Dans une perspective différente, Quine, réactualisant la thèse de Duhem selon laquelle les énoncés d'une théorie scientifique ne peuvent affronter isolément le tribunal de l'expérience(9), professa un holisme à la fois sémantique et gnoséologique, la signification et la vérité relevant d'une appréhension globale et ne pouvant désormais résider en des atomes absolument séparés et indépendants(10).

Denis Vernant

Notes bibliographiques

  • 1 ↑ Russell, B., « Le réalisme analytique » (1911), [rééd. in Poincaré, Russell,...], Heinzmann, G., dir., A. Blanchard, Paris, 1986, pp. 296-304 ; Notre connaissance du monde extérieur (1914) trad. P. Devaux, Payot, Paris, 1969 ; « La philosophie de l'atomisme logique » (1918) in Écrits de logique philosophique, trad. J.-M. Roy, PUF, Paris, 1989.
  • 2 ↑ Russell, B., Histoire de mes idées philosophiques, trad. G. Auclair, Gallimard, Paris, 1959, chap. v, p. 80.
  • 3 ↑ Russell, B., Philosophie de l'atomisme logique, chap. ii, p. 351.
  • 4 ↑ Russell, B., Problèmes de philosophie, trad. F. Rivenc, Payot, Paris, 1989.
  • 5 ↑ Vernant, D., la Philosophie mathématique de B. Russell, Vrin, Paris, 1993.
  • 6 ↑ Wittgenstein, L., Tractatus, 3.11, 3.12 ; 4.014, 4.0141, trad. Granger, G., Gallimard, Paris, 1993, et Bouveresse, J., le Mythe de l'intériorité, Minuit, Paris, 1976, chap. i, § 6, pp. 176-184.
  • 7 ↑ Wittgenstein, L., Remarques philosophiques, trad. J. Faure, Gallimard, Paris, 1975, chap. iv, § 39, p. 73.
  • 8 ↑ Wittgenstein, L., Investigations philosophiques, trad.
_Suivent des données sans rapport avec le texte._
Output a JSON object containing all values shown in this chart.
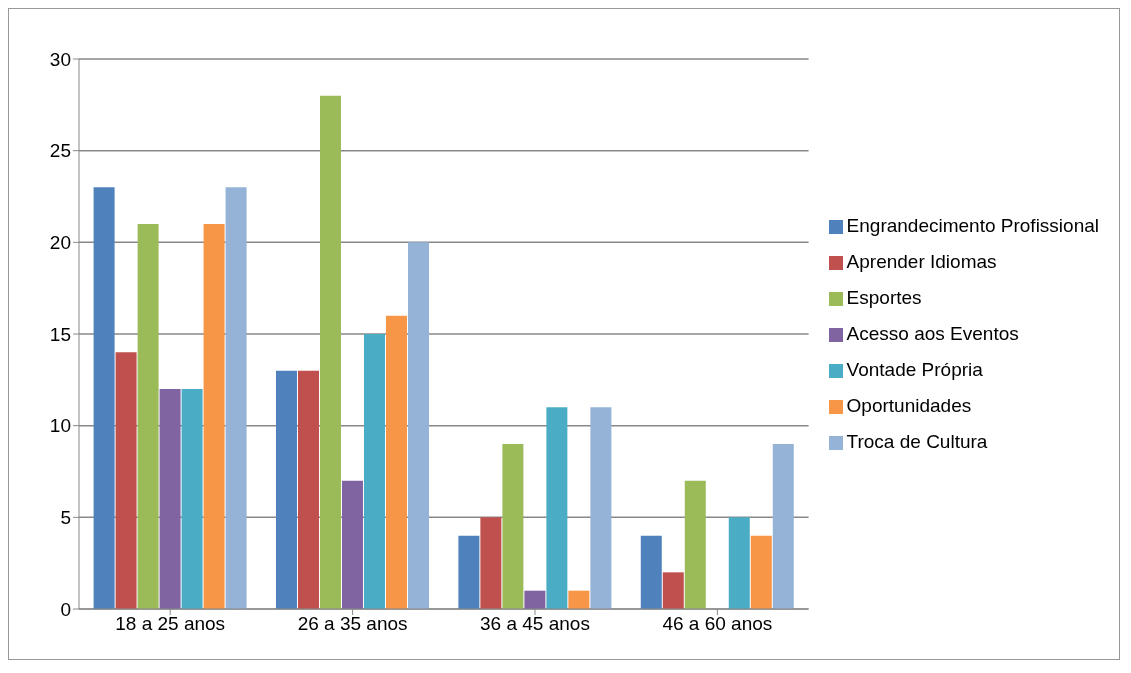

P. Klossowski, Gallimard, Paris, 1961, § 23, p. 125.
  • 9 ↑ Quine, W.V.O., La théorie physique, son objet, sa structure, 1914 ; Brenner, A., Duhem, science, réalité et apparence, Vrin, Paris, 1990, pp. 218-230.
  • 10 ↑ Quine, W.V.O., « Two Dogmas of Empiricism » (1951), rééd. in From a Logical Point of View, Harper & Row, New York, 1953, pp. 42-43.